新学期の準備等で先生も忙しそうで、プライベートで会うことが全くなかった。

「真帆ちゃん? 見すぎだよ!」
「え、そう?」

有紗に頭を掴まれ、正面に戻される。




「それでは、まずは着任式を行います」


着任式。忘れていた…。
新しい数学教師が来るのだった。



1年生の時、早川先生の他に伊東という先生がいた。
この人も数学教師。数学補習同好会の副顧問だったのだが、不祥事を起こし新学期から転任させられた。

その代わりが、今日着任する。

今年度着任する先生は5名。
そのうち1名が、数学教師だった。



「初めまして! 桜川商業高校から転任してきました、浅野遥希(あさのはるき)と言います! 担当科目は数学、年齢は26歳です! どうぞ皆さん、宜しくお願いします!」


浅野先生。小柄な感じの男性。
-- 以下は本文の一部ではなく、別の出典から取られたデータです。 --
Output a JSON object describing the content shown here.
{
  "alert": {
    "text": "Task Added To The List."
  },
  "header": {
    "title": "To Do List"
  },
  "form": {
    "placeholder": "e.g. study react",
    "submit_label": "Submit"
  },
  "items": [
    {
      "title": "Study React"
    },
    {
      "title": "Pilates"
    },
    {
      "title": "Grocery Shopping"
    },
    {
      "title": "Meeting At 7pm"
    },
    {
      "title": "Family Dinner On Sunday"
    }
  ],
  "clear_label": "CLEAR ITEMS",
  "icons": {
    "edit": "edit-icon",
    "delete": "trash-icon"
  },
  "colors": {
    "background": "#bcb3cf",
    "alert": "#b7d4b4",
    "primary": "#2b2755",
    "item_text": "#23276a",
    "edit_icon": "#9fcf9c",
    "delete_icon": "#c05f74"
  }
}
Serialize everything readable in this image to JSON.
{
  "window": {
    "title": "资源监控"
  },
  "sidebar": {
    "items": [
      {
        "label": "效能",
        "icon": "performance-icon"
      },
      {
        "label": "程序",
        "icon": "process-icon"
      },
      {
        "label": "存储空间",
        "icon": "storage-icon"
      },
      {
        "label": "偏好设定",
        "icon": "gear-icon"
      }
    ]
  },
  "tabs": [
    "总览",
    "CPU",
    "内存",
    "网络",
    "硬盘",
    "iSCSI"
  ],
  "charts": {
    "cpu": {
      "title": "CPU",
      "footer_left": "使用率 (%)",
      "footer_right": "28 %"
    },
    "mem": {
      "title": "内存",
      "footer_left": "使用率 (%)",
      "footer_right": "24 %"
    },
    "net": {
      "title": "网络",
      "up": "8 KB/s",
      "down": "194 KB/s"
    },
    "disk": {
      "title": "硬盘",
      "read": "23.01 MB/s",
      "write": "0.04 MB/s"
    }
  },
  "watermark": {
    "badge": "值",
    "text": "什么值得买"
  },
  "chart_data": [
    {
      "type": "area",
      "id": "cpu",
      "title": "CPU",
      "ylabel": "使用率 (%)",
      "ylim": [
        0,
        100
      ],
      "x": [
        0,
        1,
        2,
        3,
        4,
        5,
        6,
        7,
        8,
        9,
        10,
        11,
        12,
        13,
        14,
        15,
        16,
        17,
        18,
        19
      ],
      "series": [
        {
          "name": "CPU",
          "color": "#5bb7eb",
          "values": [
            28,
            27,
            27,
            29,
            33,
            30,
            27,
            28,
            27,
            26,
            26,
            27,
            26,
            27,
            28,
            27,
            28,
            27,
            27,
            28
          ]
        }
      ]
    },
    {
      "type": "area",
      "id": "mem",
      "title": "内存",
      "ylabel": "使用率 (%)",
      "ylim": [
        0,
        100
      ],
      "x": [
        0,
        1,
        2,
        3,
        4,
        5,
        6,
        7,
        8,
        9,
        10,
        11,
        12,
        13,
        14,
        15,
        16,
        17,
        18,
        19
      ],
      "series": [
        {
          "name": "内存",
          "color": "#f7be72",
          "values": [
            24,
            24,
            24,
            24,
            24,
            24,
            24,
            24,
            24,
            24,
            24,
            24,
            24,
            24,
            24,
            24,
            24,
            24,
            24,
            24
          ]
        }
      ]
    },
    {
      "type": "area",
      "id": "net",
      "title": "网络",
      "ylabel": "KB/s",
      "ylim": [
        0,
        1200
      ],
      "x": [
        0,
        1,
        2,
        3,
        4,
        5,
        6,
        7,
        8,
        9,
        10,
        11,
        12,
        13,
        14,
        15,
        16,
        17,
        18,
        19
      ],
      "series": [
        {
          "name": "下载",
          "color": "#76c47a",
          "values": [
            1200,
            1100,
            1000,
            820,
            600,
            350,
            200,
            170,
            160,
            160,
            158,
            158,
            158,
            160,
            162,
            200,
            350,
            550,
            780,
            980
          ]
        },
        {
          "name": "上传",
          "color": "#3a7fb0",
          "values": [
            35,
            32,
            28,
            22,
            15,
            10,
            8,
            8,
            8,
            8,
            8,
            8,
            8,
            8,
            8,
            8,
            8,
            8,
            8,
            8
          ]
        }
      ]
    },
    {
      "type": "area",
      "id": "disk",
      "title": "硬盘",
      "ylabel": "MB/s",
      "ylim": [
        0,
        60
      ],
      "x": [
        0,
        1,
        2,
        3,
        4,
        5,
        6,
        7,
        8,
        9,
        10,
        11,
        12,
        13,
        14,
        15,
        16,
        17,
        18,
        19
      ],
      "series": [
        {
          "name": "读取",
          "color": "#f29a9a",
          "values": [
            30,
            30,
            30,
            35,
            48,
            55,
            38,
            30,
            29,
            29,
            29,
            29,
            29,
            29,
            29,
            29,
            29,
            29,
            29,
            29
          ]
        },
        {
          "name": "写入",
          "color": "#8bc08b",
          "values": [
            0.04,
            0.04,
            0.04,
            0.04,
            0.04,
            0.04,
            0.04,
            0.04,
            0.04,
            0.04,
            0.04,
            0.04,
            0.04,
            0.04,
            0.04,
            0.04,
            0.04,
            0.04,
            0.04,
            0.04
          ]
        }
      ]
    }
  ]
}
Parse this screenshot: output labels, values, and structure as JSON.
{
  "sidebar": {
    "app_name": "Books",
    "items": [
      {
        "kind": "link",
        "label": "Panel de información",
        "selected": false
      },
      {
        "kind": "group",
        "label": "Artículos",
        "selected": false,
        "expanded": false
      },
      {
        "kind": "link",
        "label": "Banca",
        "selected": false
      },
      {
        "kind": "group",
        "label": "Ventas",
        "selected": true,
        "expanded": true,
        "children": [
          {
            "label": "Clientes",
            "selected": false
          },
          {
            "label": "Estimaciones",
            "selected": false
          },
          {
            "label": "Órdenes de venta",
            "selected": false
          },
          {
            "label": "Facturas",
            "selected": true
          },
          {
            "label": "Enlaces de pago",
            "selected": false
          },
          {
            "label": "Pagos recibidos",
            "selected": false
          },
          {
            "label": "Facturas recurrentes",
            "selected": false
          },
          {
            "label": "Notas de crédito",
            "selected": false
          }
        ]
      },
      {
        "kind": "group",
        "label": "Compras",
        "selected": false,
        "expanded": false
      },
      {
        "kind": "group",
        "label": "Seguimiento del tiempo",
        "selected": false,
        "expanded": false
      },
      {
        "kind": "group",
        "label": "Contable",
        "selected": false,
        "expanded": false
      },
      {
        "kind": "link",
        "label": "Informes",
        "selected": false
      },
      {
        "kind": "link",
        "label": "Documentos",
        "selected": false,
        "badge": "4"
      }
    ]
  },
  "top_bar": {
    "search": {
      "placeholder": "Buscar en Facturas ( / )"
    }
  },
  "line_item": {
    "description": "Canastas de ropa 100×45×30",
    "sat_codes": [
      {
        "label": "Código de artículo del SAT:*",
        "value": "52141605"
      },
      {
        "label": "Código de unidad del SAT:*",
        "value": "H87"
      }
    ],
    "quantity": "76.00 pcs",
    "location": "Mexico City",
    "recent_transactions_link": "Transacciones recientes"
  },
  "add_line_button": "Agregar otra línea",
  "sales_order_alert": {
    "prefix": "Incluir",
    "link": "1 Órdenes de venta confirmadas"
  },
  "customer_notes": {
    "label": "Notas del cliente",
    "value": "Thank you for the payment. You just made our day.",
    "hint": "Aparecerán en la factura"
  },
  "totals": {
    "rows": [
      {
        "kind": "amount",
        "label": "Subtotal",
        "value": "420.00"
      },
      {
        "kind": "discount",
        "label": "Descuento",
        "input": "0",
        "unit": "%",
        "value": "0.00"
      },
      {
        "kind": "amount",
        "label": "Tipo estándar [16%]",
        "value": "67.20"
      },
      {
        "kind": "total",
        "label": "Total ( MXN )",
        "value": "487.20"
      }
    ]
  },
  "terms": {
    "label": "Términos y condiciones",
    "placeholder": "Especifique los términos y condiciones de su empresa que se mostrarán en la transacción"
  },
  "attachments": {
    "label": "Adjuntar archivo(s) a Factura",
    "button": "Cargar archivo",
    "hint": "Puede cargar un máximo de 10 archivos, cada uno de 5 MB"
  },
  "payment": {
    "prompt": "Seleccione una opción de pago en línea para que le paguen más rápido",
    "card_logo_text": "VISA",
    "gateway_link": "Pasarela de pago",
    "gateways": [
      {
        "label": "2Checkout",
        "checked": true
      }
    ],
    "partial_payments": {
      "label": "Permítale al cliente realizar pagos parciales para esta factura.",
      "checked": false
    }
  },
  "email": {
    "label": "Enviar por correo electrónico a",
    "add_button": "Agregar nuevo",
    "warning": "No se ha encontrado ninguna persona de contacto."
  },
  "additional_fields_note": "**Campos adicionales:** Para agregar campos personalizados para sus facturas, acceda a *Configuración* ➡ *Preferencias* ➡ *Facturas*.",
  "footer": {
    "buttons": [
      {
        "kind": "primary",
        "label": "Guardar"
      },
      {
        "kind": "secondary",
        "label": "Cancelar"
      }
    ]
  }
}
濃い茶髪で、天然なのか髪の毛がウェーブしている。
日頃ネクタイを結ばないのか少し捻じれている上に、スーツに着られている感が強い。

「若い…男」


早川先生は『ご年配の女性数学教師』が来ることを祈っていた。
その願いとは真逆の人物…。


私は横目でチラッと早川先生を見た。
いや……目!! 目が怖い!!!


早川先生は腕を組んで、睨むような目付きでステージ上の浅野先生の方を見ていた。